NEW YORK TRIBUNE, May 13, 1876 (at a special price)

* Impressionism - art movement begins (historic)

This is an exceedingly significant newspaper on the founding of the Impressionist movement in art.
Page 2 has an inconspicuous yet quite historic report which essentially reports on the beginning of the Impressionist movement in the art world in France.  Those artists now known as the "Impressionists" were ostracized by the established art world who would not allow their work to be shown at the prestigious Salon exhibition in Paris. They decided to hold their own exhibition, the first meeting with no success, but the second, in 1876, was somewhat complimentarily reviewed by some. That exhibition is reported on pg. 2 in this issue under the heading 'Parisian Festivity", portions of which include:
"An exhibition for which I may at least claim that it can give rise (at any rate in my own mind) to no dangerous perversities of taste is that of the little group of the Irreconcilables--otherwise known as the "Impressionists" in painting. It is being held during the present month at Durand-Ruel's & I have found it decidedly interesting...The young contributors to the exhibition of which I speak are partisans of unadorned reality & absolute foes to arrangement, embellishment, selection, to the artist's allowing himself, as he has hitherto, since art began, found his best account in doing, to be preoccupied with the idea of the beautiful...the painter's proper field is simply the actual, and to give a vivid impression of how a thing happens to look at a particular moment, is the essence of his mission..." with more.
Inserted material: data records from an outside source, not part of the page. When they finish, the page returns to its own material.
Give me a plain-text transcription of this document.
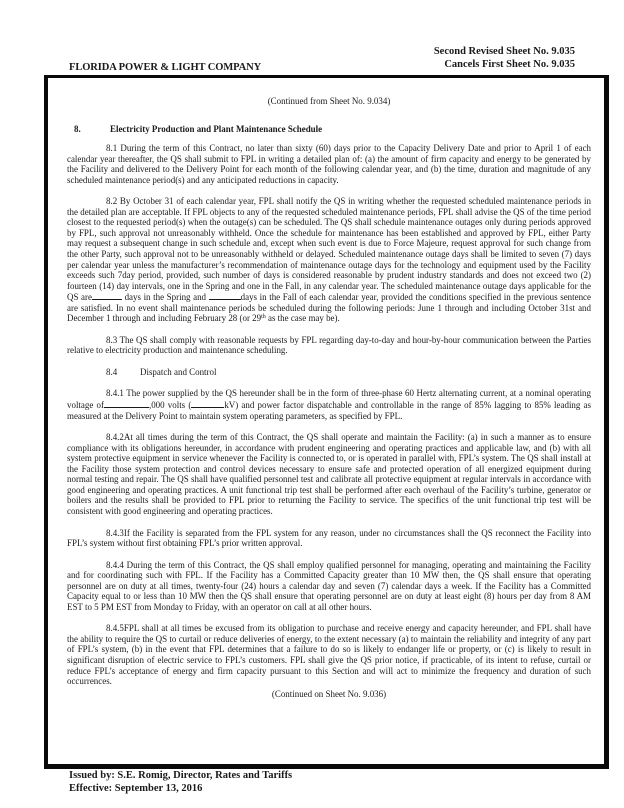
FLORIDA POWER & LIGHT COMPANY
Second Revised Sheet No. 9.035
Cancels First Sheet No. 9.035
(Continued from Sheet No. 9.034)
8.	Electricity Production and Plant Maintenance Schedule

8.1 During the term of this Contract, no later than sixty (60) days prior to the Capacity Delivery Date and prior to April 1 of each calendar year thereafter, the QS shall submit to FPL in writing a detailed plan of: (a) the amount of firm capacity and energy to be generated by the Facility and delivered to the Delivery Point for each month of the following calendar year, and (b) the time, duration and magnitude of any scheduled maintenance period(s) and any anticipated reductions in capacity.

8.2 By October 31 of each calendar year, FPL shall notify the QS in writing whether the requested scheduled maintenance periods in the detailed plan are acceptable. If FPL objects to any of the requested scheduled maintenance periods, FPL shall advise the QS of the time period closest to the requested period(s) when the outage(s) can be scheduled. The QS shall schedule maintenance outages only during periods approved by FPL, such approval not unreasonably withheld. Once the schedule for maintenance has been established and approved by FPL, either Party may request a subsequent change in such schedule and, except when such event is due to Force Majeure, request approval for such change from the other Party, such approval not to be unreasonably withheld or delayed. Scheduled maintenance outage days shall be limited to seven (7) days per calendar year unless the manufacturer’s recommendation of maintenance outage days for the technology and equipment used by the Facility exceeds such 7day period, provided, such number of days is considered reasonable by prudent industry standards and does not exceed two (2) fourteen (14) day intervals, one in the Spring and one in the Fall, in any calendar year. The scheduled maintenance outage days applicable for the QS are	days in the Spring and	days in the Fall of each calendar year, provided the conditions specified in the previous sentence are satisfied. In no event shall maintenance periods be scheduled during the following periods: June 1 through and including October 31st and December 1 through and including February 28 (or 29th as the case may be).

8.3 The QS shall comply with reasonable requests by FPL regarding day-to-day and hour-by-hour communication between the Parties relative to electricity production and maintenance scheduling.

8.4	Dispatch and Control

8.4.1 The power supplied by the QS hereunder shall be in the form of three-phase 60 Hertz alternating current, at a nominal operating voltage of	,000 volts (	kV) and power factor dispatchable and controllable in the range of 85% lagging to 85% leading as measured at the Delivery Point to maintain system operating parameters, as specified by FPL.

8.4.2At all times during the term of this Contract, the QS shall operate and maintain the Facility: (a) in such a manner as to ensure compliance with its obligations hereunder, in accordance with prudent engineering and operating practices and applicable law, and (b) with all system protective equipment in service whenever the Facility is connected to, or is operated in parallel with, FPL’s system. The QS shall install at the Facility those system protection and control devices necessary to ensure safe and protected operation of all energized equipment during normal testing and repair. The QS shall have qualified personnel test and calibrate all protective equipment at regular intervals in accordance with good engineering and operating practices. A unit functional trip test shall be performed after each overhaul of the Facility’s turbine, generator or boilers and the results shall be provided to FPL prior to returning the Facility to service. The specifics of the unit functional trip test will be consistent with good engineering and operating practices.

8.4.3If the Facility is separated from the FPL system for any reason, under no circumstances shall the QS reconnect the Facility into FPL’s system without first obtaining FPL’s prior written approval.

8.4.4 During the term of this Contract, the QS shall employ qualified personnel for managing, operating and maintaining the Facility and for coordinating such with FPL. If the Facility has a Committed Capacity greater than 10 MW then, the QS shall ensure that operating personnel are on duty at all times, twenty-four (24) hours a calendar day and seven (7) calendar days a week. If the Facility has a Committed Capacity equal to or less than 10 MW then the QS shall ensure that operating personnel are on duty at least eight (8) hours per day from 8 AM EST to 5 PM EST from Monday to Friday, with an operator on call at all other hours.

8.4.5FPL shall at all times be excused from its obligation to purchase and receive energy and capacity hereunder, and FPL shall have the ability to require the QS to curtail or reduce deliveries of energy, to the extent necessary (a) to maintain the reliability and integrity of any part of FPL’s system, (b) in the event that FPL determines that a failure to do so is likely to endanger life or property, or (c) is likely to result in significant disruption of electric service to FPL’s customers. FPL shall give the QS prior notice, if practicable, of its intent to refuse, curtail or reduce FPL’s acceptance of energy and firm capacity pursuant to this Section and will act to minimize the frequency and duration of such occurrences.

(Continued on Sheet No. 9.036)
Issued by: S.E. Romig, Director, Rates and Tariffs
Effective: September 13, 2016
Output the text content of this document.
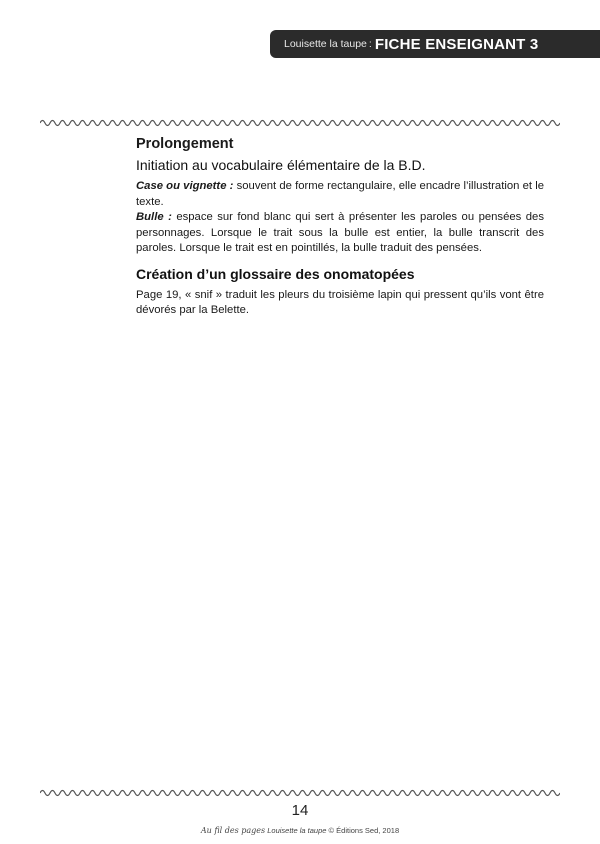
Louisette la taupe : FICHE ENSEIGNANT 3
Prolongement
Initiation au vocabulaire élémentaire de la B.D.

Case ou vignette : souvent de forme rectangulaire, elle encadre l’illustration et le texte.

Bulle : espace sur fond blanc qui sert à présenter les paroles ou pensées des personnages. Lorsque le trait sous la bulle est entier, la bulle transcrit des paroles. Lorsque le trait est en pointillés, la bulle traduit des pensées.

Création d’un glossaire des onomatopées

Page 19, « snif » traduit les pleurs du troisième lapin qui pressent qu’ils vont être dévorés par la Belette.

14
Au fil des pages Louisette la taupe © Éditions Sed, 2018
A terrific opportunity for a positive review (rarely found then) of this movement in the art world which would not gain general acceptance until decades later.
It is curious that this lengthy article is signed by: Henry James, Jr. Henry James, the famed writer, was in Paris in the 1870's and Wikipedia notes he was a contributor to the New York Tribune at that time.
Twelve pages, some wear to the top of the blank spine not affecting any text, generally nice.